Tu ejemplo

Artículos, Desarrollo directivo

Predicar con el ejemplo. Seguramente no hay mejor forma de decir a los demás cómo hay que hacer las cosas, que siendo tu mismo el modelo a seguir, el patrón de comportamiento.

Los siguientes consejos entran dentro de lo más lógico del comportamiento humano, pero una vez más, creo que es bueno poner negro sobre blanco para recordarlos y ser conscientes de lo que debemos hacer. ¿Te haces un autochequeo de cada uno de estos cinco conceptos? Seguro que podemos mejorar.

 

  1. Se puntual 

La puntualidad es fundamentalmente respeto por los demás y es una cualidad muy fácil de cumplir. No podemos ser generosos con el tiempo de nuestra última reunión para llegar tarde a la siguiente. Mucho peor es llegar con las justificaciones de “es que tengo mucho lío”, “me han enredado”, “vaya día que llevo…” porque inconscientemente estás demostrando ineficacia y falta de gestión del tu tiempo, que además puede provocar que los demás tampoco puedan gestionar el suyo (por el que lógicamente luego podrás pedir cuentas).

Puntualidad en llegar a tu puesto de trabajo, en asistir a las reuniones, en hacerlas eficaces y eficientes.

Es recomendable que tus empleados sepan que su horario es también tu horario, ser jefe lleva un plus de compromiso y esto a veces implica un plus de trabajo; es así.

Debes mostrar los valores de la empresa en tu actitud. De nada sirve tener unos valores en la empresa si luego en tus conversaciones estos se tiran por tierra con comentarios soeces.

 

  1. Las apariencias no engañan.

La forma en la que estás vestido debe ser la correcta para tu trabajo, para tu entorno, tu función… No tanto en lo que lleves puesto sino también en cómo lo lleves. Unos zapatossucio a primera hora de la mañana, un pantalón o una falda en la que se nota la falta de un toque de plancha, un pelo desarreglado, una barba o una cara descuidada a primera hora de la mañana van a mostrar cómo eres.

Además de esto, también muestra tu forma de ser, la forma en la que tienes organizada la mesa, tu despacho o tu puesto de trabajo. Hasta el lugar donde tomas las notas cuando hablas por teléfono o cuando estás en una reunión, define cómo te tomas el trabajo.

¿Te imaginas organizando una reunión en la que un empleado tuyo, para apuntar toma una hoja que ha cogido de la papelera? Esto es un caso extremo, pero piensa que acción similar has visto en tus últimos días.

  1. El éxito es también de los demás. 

Se llega más lejos acompañado que en soledad. El éxito en soledad es complicado y desde luego es imposible que dure mucho tiempo. Una muestra de respeto hacia tu equipo, tus compañeros o subordinados es compartir el éxito con ellos (desde una felicitación, hasta una nueva responsabilidad). Además esto es una muestra de respeto hacia quien ha trabajado contigo.

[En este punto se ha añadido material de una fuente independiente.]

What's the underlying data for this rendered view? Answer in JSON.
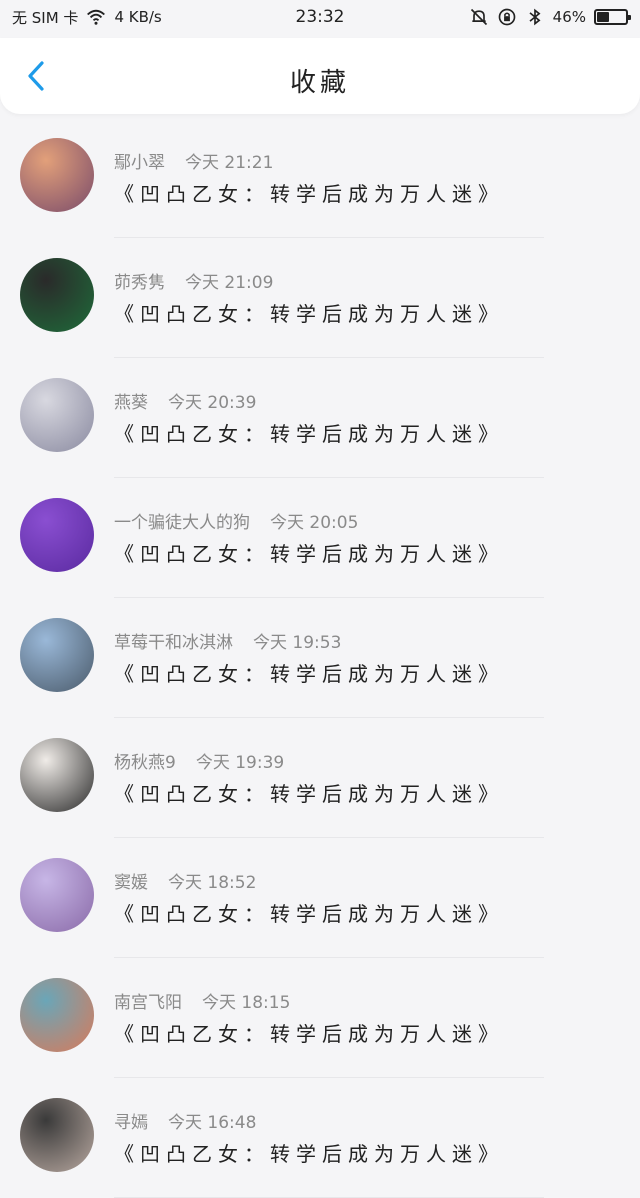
{
  "status_bar": {
    "carrier": "无 SIM 卡",
    "speed": "4 KB/s",
    "time": "23:32",
    "battery_percent": "46%",
    "battery_level": 0.46
  },
  "header": {
    "title": "收藏",
    "back_icon": "chevron-left-icon"
  },
  "favorites": [
    {
      "user": "鄢小翠",
      "time": "今天 21:21",
      "book": "《凹凸乙女：转学后成为万人迷》",
      "avatar_colors": [
        "#e2a07a",
        "#7a4b6a"
      ]
    },
    {
      "user": "茆秀隽",
      "time": "今天 21:09",
      "book": "《凹凸乙女：转学后成为万人迷》",
      "avatar_colors": [
        "#2a2a2a",
        "#1f6b3a"
      ]
    },
    {
      "user": "燕葵",
      "time": "今天 20:39",
      "book": "《凹凸乙女：转学后成为万人迷》",
      "avatar_colors": [
        "#d8d8e0",
        "#8a8aa0"
      ]
    },
    {
      "user": "一个骗徒大人的狗",
      "time": "今天 20:05",
      "book": "《凹凸乙女：转学后成为万人迷》",
      "avatar_colors": [
        "#8a4fd1",
        "#5a2aa0"
      ]
    },
    {
      "user": "草莓干和冰淇淋",
      "time": "今天 19:53",
      "book": "《凹凸乙女：转学后成为万人迷》",
      "avatar_colors": [
        "#9ab8d8",
        "#4a5a6a"
      ]
    },
    {
      "user": "杨秋燕9",
      "time": "今天 19:39",
      "book": "《凹凸乙女：转学后成为万人迷》",
      "avatar_colors": [
        "#f0ece8",
        "#2a2a2a"
      ]
    },
    {
      "user": "窦媛",
      "time": "今天 18:52",
      "book": "《凹凸乙女：转学后成为万人迷》",
      "avatar_colors": [
        "#c7b6e6",
        "#8a6aa8"
      ]
    },
    {
      "user": "南宫飞阳",
      "time": "今天 18:15",
      "book": "《凹凸乙女：转学后成为万人迷》",
      "avatar_colors": [
        "#6aa6b8",
        "#d87a5a"
      ]
    },
    {
      "user": "寻嫣",
      "time": "今天 16:48",
      "book": "《凹凸乙女：转学后成为万人迷》",
      "avatar_colors": [
        "#3a3a3a",
        "#b8a8a0"
      ]
    }
  ]
}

Mostrar que tu éxito es en parte debido a su colaboración, va a motivar a los demás y esto te lo van a devolver con su mayor esfuerzo y compromiso.

  1. Recomienda tu empresa. 

Debemos ser agradecidos con el lugar en el que estamos trabajando y en este sentido debemos ser embajadores de nuestra empresa.

En redes sociales, en nuestro blog, en nuestro perfil debemos hablar bien de nuestra empresa, del lugar en el que pasamos y al que dedicamos tantas horas al día. Seguro que hay motivos para comentar hechos agradables de nuestro trabajo. Hablar bien del lugar en el que trabajamos, es también hablar bien de nosotros mismos.

  1. Escuchemos activamente 

Esta cualidad, la última, es quizá la que más empatiza con nuestro equipo de trabajo. Sepamos escuchar lo que nos dicen y lo que quieren decirnos, para esto hay que prestar atención a quien trabaja con nosotros. Interrumpir al que habla, además de ser una falta de educación, da una imagen de estar pensando una respuesta más que atender a lo que se dice.

Un gesto, una frase puede indicarnos incluso un determinado estado de ánimo, al que hay que prestarle atención. Para esto es necesario hablar cara a cara. Con solo 10 minutos a la semana para hablar temas personales con la gente que tienes alrededor, podrás aprender mucho de ellas y será más fácil lograr su compromiso y también el tuyo con tu equipo.

¡Ah, cuidado! Cuando estés hablando con tu gente, lo importante es hablar con los demás y no estar pendiente del ultimo mensaje que te llega al teléfono móvil.

¿Verdad que hay mucho que mejorar?

¿Qué te propones, a partir de ahora, para mejorar estas cualidades?